In der Nacht zum Sonntag (MESZ) haben die Chicago Blackhawks das fünfte Match der Eishockey-Finalserie um den Stanley Cup gegen die Boston Bruins mit 3:1 gewonnen. Chicago führt nun in der Serie mit 3:2, was bedeutet, dass auch die beiden Tschechen Michal Rozsíval und Michael Frolík nur noch einen Sieg vom Gewinn des begehrten Pokals entfernt sind. Im Spiel trug Frolík den Assist zum 3:1-Endstand bei, die Vorlage von David Krejčí dagegen brachte den Gästen nur den zwischenzeitlichen Anschlusstreffer ein. Wie Krejčí muss auch Superstar Jaromír Jágr den Bären aus Boston noch zu zwei Siegen verhelfen, wenn sie anstelle ihrer Landsleute Roszíval und Frolík am Ende den Pott in den Händen halten wollen.

Basketball-EM: Tschechiens Frauen unterliegen deutlich gegen Serbien

Bei der Basketball-Europameisterschaft der Frauen hat das tschechische Team die Zwischenrunde am Sonntag mit einer Niederlage abgeschlossen. Gegen Serbien unterlagen die Spielerinnen von Trainer Lubor Blažek in Mouilleron-le-Captif mit 59:75. Als Viertplazierte der Gruppe F haben sich die tschechischen Frauen dennoch für das Viertelfinale qualifiziert. Dort treffen sie allerdings auf den Sieger der Gruppe E, der am Montag zwischen Spanien und Türkei ermittelt wird.

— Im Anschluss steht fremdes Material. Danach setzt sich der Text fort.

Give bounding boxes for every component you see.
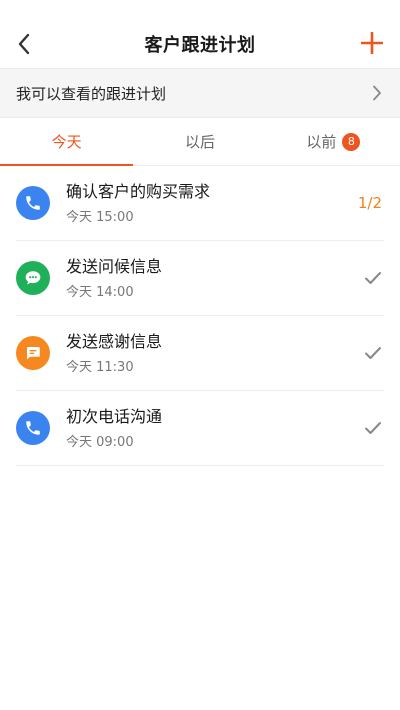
check-icon [365,272,381,284]
item-time: 今天 09:00 [66,434,134,450]
list-item[interactable]: 初次电话沟通 今天 09:00 [16,391,384,466]
progress-count: 1/2 [357,194,382,212]
list-item[interactable]: 发送感谢信息 今天 11:30 [16,316,384,391]
message-icon [16,336,50,370]
tab-today[interactable]: 今天 [0,118,134,166]
tab-label: 以后 [184,133,215,151]
list-item[interactable]: 发送问候信息 今天 14:00 [16,241,384,316]
item-title: 确认客户的购买需求 [66,181,211,201]
phone-icon [16,411,50,445]
viewable-plans-label: 我可以查看的跟进计划 [16,84,167,103]
tab-label: 今天 [51,133,82,151]
app: 客户跟进计划 我可以查看的跟进计划 今天 以后 以前 8 确认客户的购买需求 今… [0,0,400,710]
tab-later[interactable]: 以后 [133,118,266,165]
item-time: 今天 14:00 [66,284,134,300]
check-icon [365,422,381,434]
viewable-plans-row[interactable]: 我可以查看的跟进计划 [0,68,400,118]
check-icon [365,347,381,359]
phone-icon [16,186,50,220]
plan-list: 确认客户的购买需求 今天 15:00 1/2 发送问候信息 今天 14:00 发… [0,166,400,466]
header: 客户跟进计划 [0,0,400,68]
item-time: 今天 11:30 [66,359,134,375]
tab-before[interactable]: 以前 8 [267,118,400,165]
wechat-icon [16,261,50,295]
plus-icon [361,32,383,54]
page-title: 客户跟进计划 [144,35,256,56]
item-title: 初次电话沟通 [66,406,163,426]
item-title: 发送问候信息 [66,256,163,276]
item-title: 发送感谢信息 [66,331,163,351]
tab-label: 以前 [306,133,337,151]
list-item[interactable]: 确认客户的购买需求 今天 15:00 1/2 [16,166,384,241]
count-badge: 8 [342,132,361,151]
add-plan-button[interactable] [358,29,386,57]
item-time: 今天 15:00 [66,209,134,225]
chevron-right-icon [373,85,381,101]
tabs: 今天 以后 以前 8 [0,118,400,166]
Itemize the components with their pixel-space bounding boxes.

Das Wetter am Montag: stark bewölkt, Dauerregen, bis 21 Grad

Am Montag wird es in Tschechien wesentlich kühler als zuletzt. Tagsüber ist es bewölkt bis bedeckt, vielerorts Schauer oder Regen, der besonders in Mähren und Schlesien sehr ausgiebig ist. Für diesen Landesteil warnen die Meteorologen daher bereits von einer erneuten Hochwassergefahr. Die Tageshöchsttemperaturen liegen nur noch zwischen 14 und 18 Grad, im Osten sind auch bis 21 Grad Celsius möglich. In Höhenlagen um 1000 Meter liegen die Höchstwerte je nach Region zwischen 11 und 16 Grad Celsius.